Mais dans la plupart des pays en développement, la concurrence est pratiquement inexistante puisque l’opérateur historique continue de monopoliser l’accès international et la dorsale nationale. Pour ce qui est de la neutralité du contenu et des applications, la crainte est que les opérateurs historiques empêchent la concurrence pour protéger leur service traditionnel de téléphonie contre les nouveaux fournisseurs de services qui utilisent la voix sur protocole Internet (VoIP). Dans plusieurs pays, même après la légalisation du VoIP, les opérateurs historiques se servent de leur monopole sur l’infrastructure nationale et la passerelle internationale pour saper les offres VoIP des fournisseurs de service concurrents. Dans certains cas, les arrangements d’interconnexion avec ces fournisseurs de service ont été carrément refusés ou reportés et certains opérateurs historiques ont été accusés de ralentir le trafic VoIP des fournisseurs de service concurrents pour détériorer la qualité du service. Les régulateurs de nombreux pays en développement sont relativement faibles et ne sont pas toujours en mesure de faire appliquer les règlements.
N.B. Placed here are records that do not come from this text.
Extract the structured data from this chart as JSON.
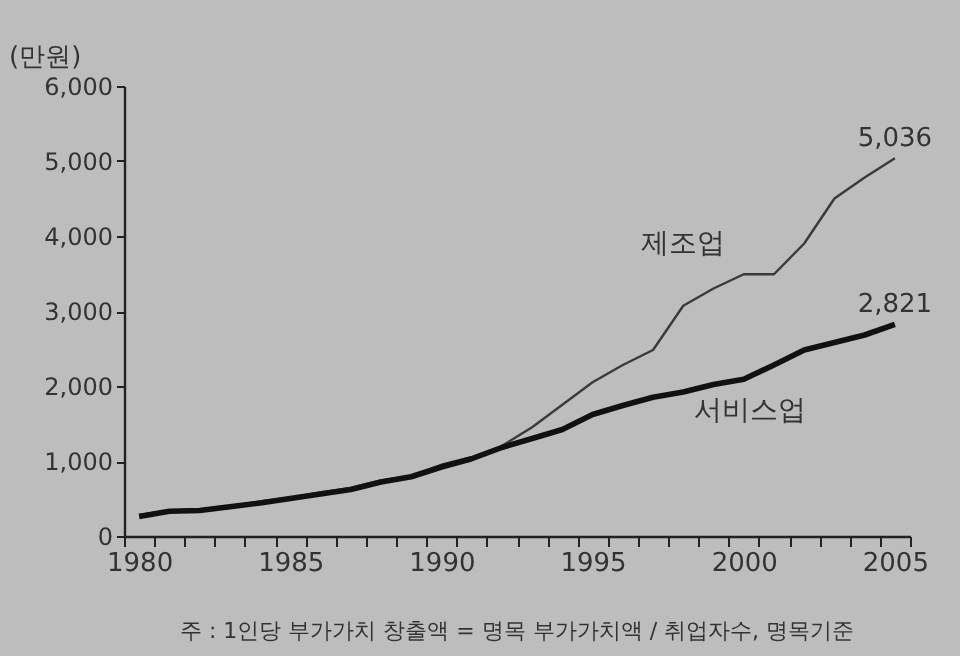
{
  "chart_data": {
    "type": "line",
    "ylabel": "(만원)",
    "annotations": [
      "주 : 1인당 부가가치 창출액 = 명목 부가가치액 / 취업자수, 명목기준"
    ],
    "categories": [
      "1980",
      null,
      null,
      null,
      null,
      "1985",
      null,
      null,
      null,
      null,
      "1990",
      null,
      null,
      null,
      null,
      "1995",
      null,
      null,
      null,
      null,
      "2000",
      null,
      null,
      null,
      null,
      "2005"
    ],
    "series": [
      {
        "name": "제조업",
        "color": "#3a3a3a",
        "values": [
          280,
          340,
          350,
          400,
          460,
          510,
          580,
          640,
          740,
          800,
          950,
          1050,
          1200,
          1450,
          1750,
          2050,
          2280,
          2480,
          3070,
          3300,
          3490,
          3490,
          3900,
          4500,
          4780,
          5036
        ],
        "value_labels": [
          null,
          null,
          null,
          null,
          null,
          null,
          null,
          null,
          null,
          null,
          null,
          null,
          null,
          null,
          null,
          null,
          null,
          null,
          null,
          null,
          null,
          null,
          null,
          null,
          null,
          "5,036"
        ]
      },
      {
        "name": "서비스업",
        "color": "#111111",
        "values": [
          260,
          330,
          340,
          390,
          440,
          500,
          560,
          620,
          720,
          790,
          920,
          1030,
          1180,
          1300,
          1420,
          1620,
          1740,
          1850,
          1920,
          2020,
          2090,
          2280,
          2480,
          2580,
          2680,
          2821
        ],
        "value_labels": [
          null,
          null,
          null,
          null,
          null,
          null,
          null,
          null,
          null,
          null,
          null,
          null,
          null,
          null,
          null,
          null,
          null,
          null,
          null,
          null,
          null,
          null,
          null,
          null,
          null,
          "2,821"
        ]
      }
    ],
    "ylim": [
      0,
      6000
    ],
    "yticks": [
      0,
      {
        "value": 1000,
        "label": "1,000"
      },
      {
        "value": 2000,
        "label": "2,000"
      },
      {
        "value": 3000,
        "label": "3,000"
      },
      {
        "value": 4000,
        "label": "4,000"
      },
      {
        "value": 5000,
        "label": "5,000"
      },
      {
        "value": 6000,
        "label": "6,000"
      }
    ],
    "grid": false,
    "legend": false,
    "marker": "none"
  }
}
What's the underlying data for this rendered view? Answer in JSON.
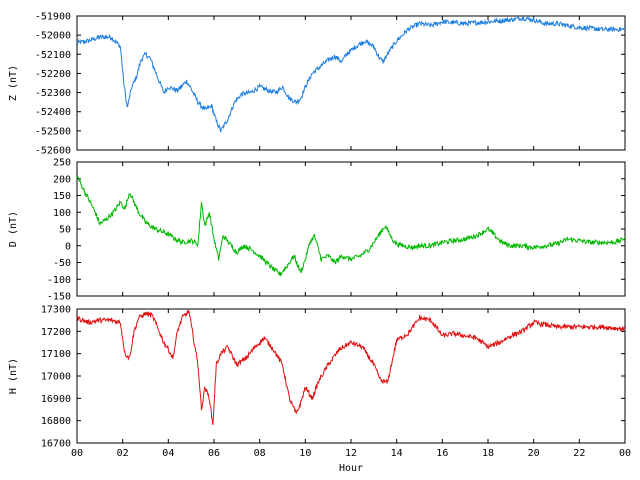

La situation est un peu particulière aux États-Unis, donnés en exemple en ce qui concerne la concurrence entre les entreprises de télécoms traditionnelles et les câblodistributeurs fondée sur les infrastructures, et qui a été le point de départ du développement de la large bande à la fin des années 90. D’importants regroupements ont eu lieu ces dernières années entre les grandes entreprises de télécoms, AT&T et Verizon contrôlant désormais environ 80 % du marché de la DSL et accaparant rapidement les parts de marché des câblodistributeurs. La détérioration de la concurrence qui en résulte, associée à une réglementation du dégroupement peu efficace, est la raison pour laquelle la neutralité du réseau fait l’objet d’un débat beaucoup plus vigoureux aux États-Unis qu’ailleurs.